Se ainda não leu “Tunc” e gosta de Lawrence Durrell, irá certamente ter uma oportunidade de encontrar o livro perdido numa prateleira de um alfarrabista, já quanto a “Nunquam”(*) peça aos editores portugueses que se lembrem dele, e não sonhem só com Harry Potter, Dan Brown & Co.. Na verdade, Lawrence Durrell merece ter a sua obra publicada neste cantinho europeu, com acordo ou sem acordo ortográfico.
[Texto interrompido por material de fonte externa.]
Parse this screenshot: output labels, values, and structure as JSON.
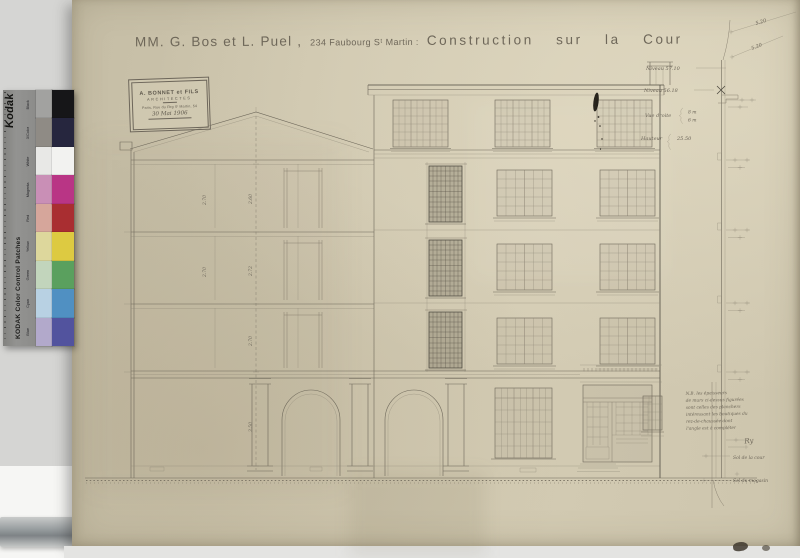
{
  "scan": {
    "background": "#d5d5d3",
    "paper": "#cfc7af"
  },
  "title": {
    "part1": "MM. G. Bos et L. Puel ,",
    "part2": "234 Faubourg Sᵗ Martin :",
    "part3": "Construction sur la Cour"
  },
  "stamp": {
    "name": "A. BONNET et FILS",
    "role": "ARCHITECTES",
    "address": "Paris, Rue du Fbg Sᵗ Martin, 54",
    "date": "30 Mai 1906"
  },
  "kodak": {
    "brand": "Kodak",
    "label": "KODAK Color Control Patches",
    "patches": [
      {
        "name": "Black",
        "light": "#a2a2a0",
        "full": "#161618"
      },
      {
        "name": "3/Color",
        "light": "#8f8b85",
        "full": "#26263e"
      },
      {
        "name": "White",
        "light": "#e8e8e6",
        "full": "#f2f2f0"
      },
      {
        "name": "Magenta",
        "light": "#c98fb6",
        "full": "#b93585"
      },
      {
        "name": "Red",
        "light": "#d6a69b",
        "full": "#a92e31"
      },
      {
        "name": "Yellow",
        "light": "#ddd79c",
        "full": "#ddca41"
      },
      {
        "name": "Green",
        "light": "#c2d5bc",
        "full": "#5aa05e"
      },
      {
        "name": "Cyan",
        "light": "#b8d1e3",
        "full": "#5090c2"
      },
      {
        "name": "Blue",
        "light": "#b2a9cb",
        "full": "#52539e"
      }
    ]
  },
  "dims": {
    "section": [
      "2.60",
      "2.72",
      "2.70",
      "3.50"
    ],
    "left": [
      "2.70",
      "2.70"
    ],
    "diag1": "5.20",
    "diag2": "5.20"
  },
  "annotations": {
    "level1": "Niveau 57.10",
    "level2": "Niveau 56.18",
    "vue_label": "Vue droite",
    "vue_top": "8 m",
    "vue_bottom": "6 m",
    "h_label": "Hauteur",
    "h_value": "25.50",
    "sol_cour": "Sol de la cour",
    "sol_magasin": "Sol du magasin"
  },
  "note": {
    "lines": [
      "N.B. les épaisseurs",
      "de murs ci-dessus figurées",
      "sont celles des planchers",
      "intéressant les boutiques du",
      "rez-de-chaussée dont",
      "l'angle est à compléter"
    ],
    "signature": "Ry"
  }
}
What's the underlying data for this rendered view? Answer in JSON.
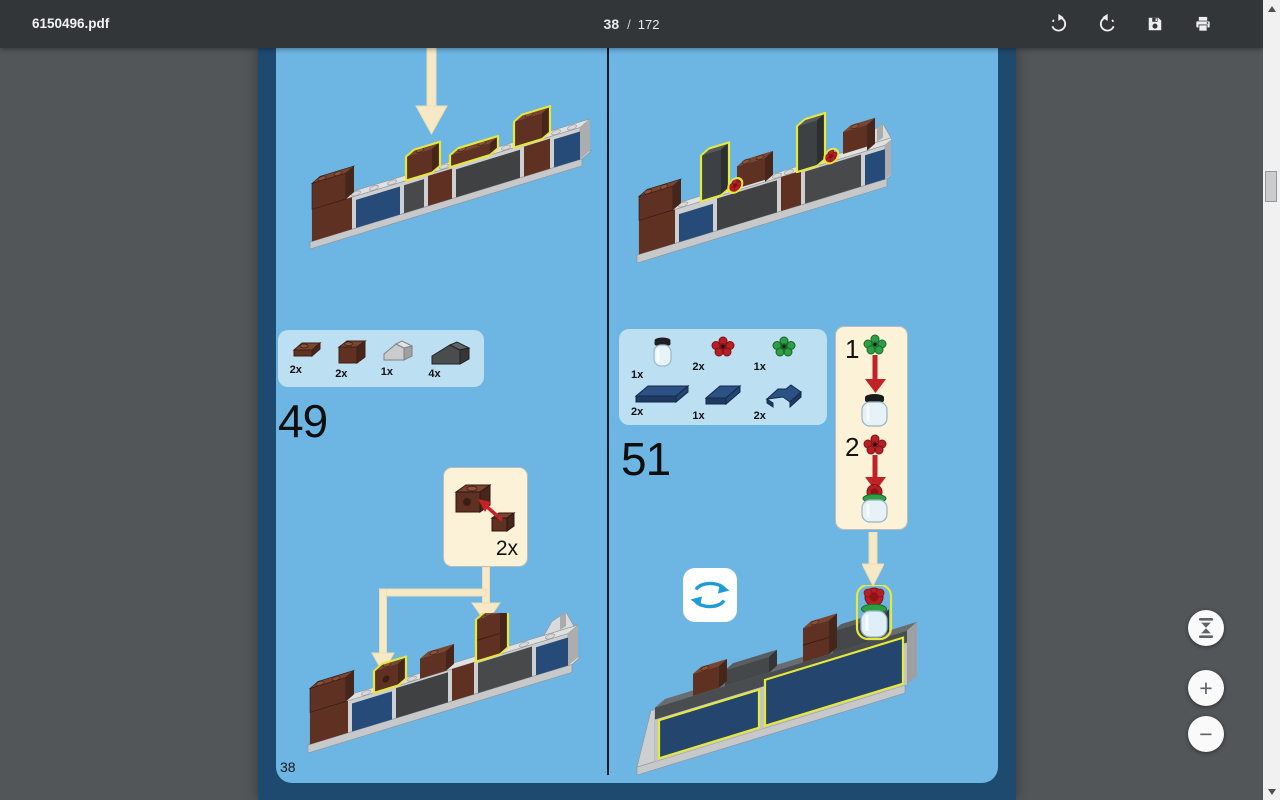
{
  "toolbar": {
    "filename": "6150496.pdf",
    "page_current": "38",
    "page_separator": "/",
    "page_total": "172",
    "buttons": [
      "rotate-clockwise",
      "rotate-counterclockwise",
      "save",
      "print"
    ]
  },
  "controls": {
    "fit": "fit-to-page",
    "zoom_in": "+",
    "zoom_out": "−"
  },
  "doc": {
    "page_label": "38",
    "step49": {
      "number": "49",
      "parts": [
        {
          "name": "reddish-brown-plate-1x1",
          "count": "2x"
        },
        {
          "name": "reddish-brown-brick-1x1",
          "count": "2x"
        },
        {
          "name": "light-gray-slope",
          "count": "1x"
        },
        {
          "name": "dark-gray-slope",
          "count": "4x"
        }
      ],
      "callout_count": "2x"
    },
    "step51": {
      "number": "51",
      "parts_top": [
        {
          "name": "clear-jar",
          "count": "1x"
        },
        {
          "name": "red-flower-plate",
          "count": "2x"
        },
        {
          "name": "green-flower-plate",
          "count": "1x"
        }
      ],
      "parts_bottom": [
        {
          "name": "dark-blue-tile-1x4",
          "count": "2x"
        },
        {
          "name": "dark-blue-tile-2x2",
          "count": "1x"
        },
        {
          "name": "dark-blue-corner-tile",
          "count": "2x"
        }
      ],
      "substeps": [
        {
          "label": "1"
        },
        {
          "label": "2"
        }
      ]
    }
  },
  "colors": {
    "toolbar_bg": "#323639",
    "viewer_bg": "#525659",
    "page_navy": "#1F4A6F",
    "page_blue": "#6DB5E3",
    "parts_box_blue": "#BCDFF2",
    "callout_cream": "#FBF2D7",
    "highlight_yellow": "#E6E83B",
    "arrow_cream": "#F7E9C6",
    "arrow_red": "#C42127",
    "rotate_blue": "#1E9CD7"
  }
}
Nota: Poderemos também colocar em ciclos a poesia, o teatro, os ensaios, a correspondência, enfim a totalidade da obra genial de Lawrence Durrell, que é urgente editar, porque mesmo em Inglaterra ou França é muito difícil de encontrar, (pelo menos os livros que me faltam).
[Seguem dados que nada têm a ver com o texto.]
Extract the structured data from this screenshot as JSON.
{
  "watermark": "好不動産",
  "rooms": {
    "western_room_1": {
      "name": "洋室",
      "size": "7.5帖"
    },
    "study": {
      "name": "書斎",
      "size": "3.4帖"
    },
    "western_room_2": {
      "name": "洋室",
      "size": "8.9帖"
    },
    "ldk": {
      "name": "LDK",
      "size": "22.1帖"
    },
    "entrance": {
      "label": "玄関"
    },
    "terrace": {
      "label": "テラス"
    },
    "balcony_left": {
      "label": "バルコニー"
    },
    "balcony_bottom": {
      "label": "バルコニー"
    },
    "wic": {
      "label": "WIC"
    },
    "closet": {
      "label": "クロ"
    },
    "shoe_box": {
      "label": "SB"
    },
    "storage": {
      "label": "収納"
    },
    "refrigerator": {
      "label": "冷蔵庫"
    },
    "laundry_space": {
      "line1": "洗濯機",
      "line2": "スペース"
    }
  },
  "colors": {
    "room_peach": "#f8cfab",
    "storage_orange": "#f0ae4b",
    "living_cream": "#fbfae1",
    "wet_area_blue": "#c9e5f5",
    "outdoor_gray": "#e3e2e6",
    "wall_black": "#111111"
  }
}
«Ela dirigiu-me um olhar de fria apreciação, retribuindo a minha saudação com um breve aceno. Tinha um rosto frio, belo, emoldurado por lustrosa cabeleira negra, ligeiramente enrolado na nuca, A brancura da testa alta conferia-lhe certa serenidade; porém, quando cerrava os olhos, o que fazia ao desviar a cabeça de uma pessoa para outra, podia adivinhar-se-lhe a máscara mortuária. Os lábios eram delgados e formoso, mas quase toda a sua expressão denotava desdém e indiferença. Era nessa altura tão imperiosa como a filha de um indivíduo rico se atreve a ser: facto que me fez experimentar em relação a ela uma quase antipatia que a tornou interessante a meus olhos.»

Lawrence Durrell
in “Tunc”
Ulisseia

27.1.26

Lawrence Durrell - "Collected Poems 1931 - 1974"


Lawrence Durrell
"Collected Poems 1931 - 1974"
Páginas: 352
Faber and Faber


Este livro dedicado à poesia de Lawrence Durrell, editado pelo canadiano James A, Brigham, reúne todos os poemas escritos pelo célebre autor de "O Quarteto de Alexandria" e teve uma preciosa ajuda na sua feitura de Alan G. Thomas, que dedicou uma vida a reunir e a criar a mais completa bibliografia de Lawrence Durrell, reunindo tudo o que foi escrito e publicado ao longo dos anos, desde as mais pequenas edições de livros, até às revistas de reduzida circulação, onde a arte de Lawrence Durrell foi navegando, desde esse dia em que decidiu ser escritor.


Este extraordinário volume, que finalmente consegui adquirir na Amazon, reúne todos os poemas do escritor, mas não inclui poemas que surgiram em obras literárias, como sucede com os poemas que fazem parte do belo "Carrossel Siciliano", nem a dramaturgia do escritor, escrita em verso. Como curiosidade, de referir que Lisboa surge num dos seus poemas, tal como o Funchal e será talvez de nos interrogarmos sobre o silêncio editorial nacional, que continua a esquecer-se de um dos maiores escritores do século XX.